Traditional Healing Pavilion
Welcomes Botanical Consults

Expanded consulting services for native teas, botanical wellness salves, and cleansing sweat lodge sessions integrated alongside modern primary medicine.

Traditional Healing Pavilion · Anchorage Medical Campus

Southcentral Foundation’s Traditional Healing Clinic has officially expanded its consulting services to include dedicated Native Botanical Consultation Teams. Operating directly out of the Traditional Healing Pavilion on our Anchorage campus, the team coordinates native herbal consultations, elder-harvested wild teas, comforting salves, and cleansing sweat lodge circles to support both physical and spiritual wellness.

Native botanical medicine has supported Alaskana health and vitality for thousands of years. By integrating botanical specialists and traditional doctors alongside primary outpatient teams, Southcentral Foundation ensures customer-owners can coordinate both modern pharmaceutical prescriptions and ancestral herbal knowledge in a single, quiet care circle.

Labrador tea leaves and spruce tips drying in traditional pavilion Harvested wild Labrador tea, spruce tips, and traditional herbs prepared for customer-owners.

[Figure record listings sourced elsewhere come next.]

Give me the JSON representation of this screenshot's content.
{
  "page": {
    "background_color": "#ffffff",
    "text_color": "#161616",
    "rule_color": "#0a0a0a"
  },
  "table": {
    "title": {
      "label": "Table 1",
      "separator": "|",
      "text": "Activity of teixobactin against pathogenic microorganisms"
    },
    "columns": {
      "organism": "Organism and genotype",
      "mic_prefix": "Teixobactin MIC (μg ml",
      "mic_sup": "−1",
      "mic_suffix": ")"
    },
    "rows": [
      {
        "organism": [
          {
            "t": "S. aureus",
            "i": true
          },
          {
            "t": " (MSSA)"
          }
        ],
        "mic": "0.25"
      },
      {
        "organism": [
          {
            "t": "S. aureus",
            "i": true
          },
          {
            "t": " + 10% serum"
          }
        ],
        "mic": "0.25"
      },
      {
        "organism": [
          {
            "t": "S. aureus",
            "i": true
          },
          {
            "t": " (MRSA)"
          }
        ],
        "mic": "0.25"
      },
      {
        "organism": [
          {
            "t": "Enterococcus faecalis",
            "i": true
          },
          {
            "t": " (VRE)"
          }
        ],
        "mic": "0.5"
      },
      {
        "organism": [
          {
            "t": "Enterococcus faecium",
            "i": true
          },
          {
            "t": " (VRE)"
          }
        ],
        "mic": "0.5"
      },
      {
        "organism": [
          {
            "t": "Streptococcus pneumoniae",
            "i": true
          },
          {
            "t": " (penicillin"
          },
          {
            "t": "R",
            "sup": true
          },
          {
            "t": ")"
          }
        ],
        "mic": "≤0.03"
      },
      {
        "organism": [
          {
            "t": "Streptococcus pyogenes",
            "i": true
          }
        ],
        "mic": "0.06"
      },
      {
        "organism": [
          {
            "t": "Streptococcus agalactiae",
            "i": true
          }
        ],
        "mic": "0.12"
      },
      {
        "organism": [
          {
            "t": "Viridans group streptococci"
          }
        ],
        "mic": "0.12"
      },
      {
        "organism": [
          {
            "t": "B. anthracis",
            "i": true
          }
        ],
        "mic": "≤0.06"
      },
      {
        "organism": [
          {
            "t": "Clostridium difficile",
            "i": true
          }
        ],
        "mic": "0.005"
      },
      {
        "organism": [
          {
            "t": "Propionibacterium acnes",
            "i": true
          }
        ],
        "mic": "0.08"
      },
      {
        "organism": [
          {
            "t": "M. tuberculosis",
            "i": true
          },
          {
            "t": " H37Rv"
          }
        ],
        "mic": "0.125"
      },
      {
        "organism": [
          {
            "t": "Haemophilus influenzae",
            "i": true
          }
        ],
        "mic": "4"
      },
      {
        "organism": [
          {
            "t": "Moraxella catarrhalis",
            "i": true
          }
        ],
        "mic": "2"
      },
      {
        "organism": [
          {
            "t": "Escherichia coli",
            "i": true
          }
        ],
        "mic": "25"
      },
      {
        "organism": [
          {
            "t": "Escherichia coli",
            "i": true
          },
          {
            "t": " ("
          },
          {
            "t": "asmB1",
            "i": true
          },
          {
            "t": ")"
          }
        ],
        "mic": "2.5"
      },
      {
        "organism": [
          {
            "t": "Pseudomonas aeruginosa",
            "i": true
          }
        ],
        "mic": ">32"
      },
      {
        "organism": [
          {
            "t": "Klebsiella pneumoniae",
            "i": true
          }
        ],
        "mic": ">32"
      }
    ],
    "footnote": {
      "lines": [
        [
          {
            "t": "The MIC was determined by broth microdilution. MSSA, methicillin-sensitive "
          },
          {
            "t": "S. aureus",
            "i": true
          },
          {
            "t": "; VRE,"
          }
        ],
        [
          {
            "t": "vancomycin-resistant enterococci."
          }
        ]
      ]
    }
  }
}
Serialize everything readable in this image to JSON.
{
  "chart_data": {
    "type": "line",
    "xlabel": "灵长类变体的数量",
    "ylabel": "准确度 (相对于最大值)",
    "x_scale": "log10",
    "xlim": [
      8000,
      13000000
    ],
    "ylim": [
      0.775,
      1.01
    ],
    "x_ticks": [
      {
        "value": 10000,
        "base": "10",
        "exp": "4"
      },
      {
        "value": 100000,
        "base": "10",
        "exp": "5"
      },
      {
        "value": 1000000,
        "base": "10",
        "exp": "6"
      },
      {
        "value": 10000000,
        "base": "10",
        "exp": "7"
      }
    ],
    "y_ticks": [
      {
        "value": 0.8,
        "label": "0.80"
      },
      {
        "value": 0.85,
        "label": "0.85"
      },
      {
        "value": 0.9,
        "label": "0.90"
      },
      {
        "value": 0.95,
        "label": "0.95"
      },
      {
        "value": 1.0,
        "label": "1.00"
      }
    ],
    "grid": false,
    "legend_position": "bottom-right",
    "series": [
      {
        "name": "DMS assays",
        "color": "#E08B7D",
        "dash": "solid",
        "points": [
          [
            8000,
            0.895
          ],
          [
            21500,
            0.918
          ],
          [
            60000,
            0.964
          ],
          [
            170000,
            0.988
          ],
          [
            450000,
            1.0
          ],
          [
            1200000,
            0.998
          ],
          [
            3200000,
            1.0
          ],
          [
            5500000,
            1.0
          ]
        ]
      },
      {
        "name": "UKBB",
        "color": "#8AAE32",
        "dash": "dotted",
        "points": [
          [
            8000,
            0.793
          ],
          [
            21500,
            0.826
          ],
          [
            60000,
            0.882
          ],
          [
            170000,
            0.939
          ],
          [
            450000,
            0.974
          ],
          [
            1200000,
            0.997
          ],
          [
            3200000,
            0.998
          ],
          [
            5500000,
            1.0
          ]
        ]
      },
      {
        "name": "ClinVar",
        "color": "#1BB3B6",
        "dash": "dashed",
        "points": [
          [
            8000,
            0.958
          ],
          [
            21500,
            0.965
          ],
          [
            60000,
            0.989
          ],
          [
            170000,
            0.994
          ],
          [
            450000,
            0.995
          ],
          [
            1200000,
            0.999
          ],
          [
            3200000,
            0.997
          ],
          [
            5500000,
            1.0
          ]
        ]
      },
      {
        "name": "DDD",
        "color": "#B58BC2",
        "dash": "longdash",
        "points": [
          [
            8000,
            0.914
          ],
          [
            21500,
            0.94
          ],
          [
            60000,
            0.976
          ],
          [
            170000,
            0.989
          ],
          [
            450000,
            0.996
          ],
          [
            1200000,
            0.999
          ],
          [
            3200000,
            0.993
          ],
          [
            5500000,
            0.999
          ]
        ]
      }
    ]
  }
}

During a botanical consultation, traditional doctors talk through wellness paths with customer-owners, recommending natural, elder-harvested wild teas (such as Labrador tea or wormwood infusions) and botanical salves (like spruce tip or cottonwood salves) to alleviate skin, respiratory, or joint challenges.

reclaiming native heritage & natural wellness

The expansion also coordinates traditional sweat lodge cleansing ceremonies held at our secure Anchorage campus perimeters. Guided by ancestral elders, these sweat circles provide spiritual reassurance, emotional support, and physical detoxification in a culturally safe environment.

“Our traditional healing services are not alternative therapies; they are equal partners in relation-based care,” said a Lead Traditional Doctor. “By bringing the medicine of the land back into the clinic, we honor our ancestors and help our families heal.”